3:47p.m. 7th November 2007

| Carlos Robinson

Using SMS passwords won't protect people from internet banking fraud, a new study has shown.

Queensland University of Technology (QUT) created a simulated online bank and asked participants to conduct transactions with an SMS authorisation code.

QUT's Information Security Institute spokesman Mohammed AlZomai said one in five online transactions was vulnerable to obvious attacks, despite the added security of an SMS password.

Mr AlZomai said that many banks were now using SMS passwords, where a one-time password is sent to a customer's phone for each transaction, which the customer then has to manually copy to their computer.

But customers were failing to notice when the bank account number in the SMS message did not match their account number, Mr AlZomai said.

He said if this occurred it was a clear sign hackers had infiltrated the system.

Mr AlZomai said he simulated two types of attacks: an obvious attack where five or more digits in the account number were altered, and a stealthy attack where only one digit was changed.

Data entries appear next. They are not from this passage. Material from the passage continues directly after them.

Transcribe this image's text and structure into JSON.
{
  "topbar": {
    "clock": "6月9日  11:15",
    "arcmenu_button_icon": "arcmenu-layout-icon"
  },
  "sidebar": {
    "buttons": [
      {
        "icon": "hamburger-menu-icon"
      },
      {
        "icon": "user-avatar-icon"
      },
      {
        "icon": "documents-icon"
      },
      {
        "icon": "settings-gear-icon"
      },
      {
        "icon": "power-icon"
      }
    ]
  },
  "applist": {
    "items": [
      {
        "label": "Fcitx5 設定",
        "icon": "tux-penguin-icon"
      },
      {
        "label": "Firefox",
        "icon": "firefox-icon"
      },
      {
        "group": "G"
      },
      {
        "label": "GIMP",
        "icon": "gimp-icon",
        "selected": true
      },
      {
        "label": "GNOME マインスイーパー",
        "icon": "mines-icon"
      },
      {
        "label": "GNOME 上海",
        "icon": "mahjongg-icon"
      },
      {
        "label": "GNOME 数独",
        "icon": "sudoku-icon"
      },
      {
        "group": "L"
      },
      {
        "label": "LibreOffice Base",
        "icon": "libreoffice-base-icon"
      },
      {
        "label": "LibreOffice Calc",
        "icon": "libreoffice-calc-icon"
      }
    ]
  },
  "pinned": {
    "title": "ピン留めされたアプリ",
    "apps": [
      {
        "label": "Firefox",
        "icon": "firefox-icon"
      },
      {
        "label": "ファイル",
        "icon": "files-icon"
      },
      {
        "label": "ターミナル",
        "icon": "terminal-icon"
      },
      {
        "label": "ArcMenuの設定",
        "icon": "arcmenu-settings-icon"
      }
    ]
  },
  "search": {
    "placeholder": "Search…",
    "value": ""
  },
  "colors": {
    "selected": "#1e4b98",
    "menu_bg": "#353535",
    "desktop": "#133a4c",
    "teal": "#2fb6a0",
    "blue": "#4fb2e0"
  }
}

The obvious attacks were successful in 21 percent of cases, and the stealthy attacks fooled 61 percent of people, he said.

"This is a strong indication that the SMS transaction authorization method is vulnerable," he said.

"According to our study only 79 per cent of users would be able to avoid realistic attacks, which represents an inadequate level of security for online banking."

Mr AlZomai said this study showed customers the importance of being vigilant when they were banking online. But he also said that banks had a responsibility to their customers.

"We hope this research will allow online banks and other online service providers to be better prepared for these emerging risks," he said.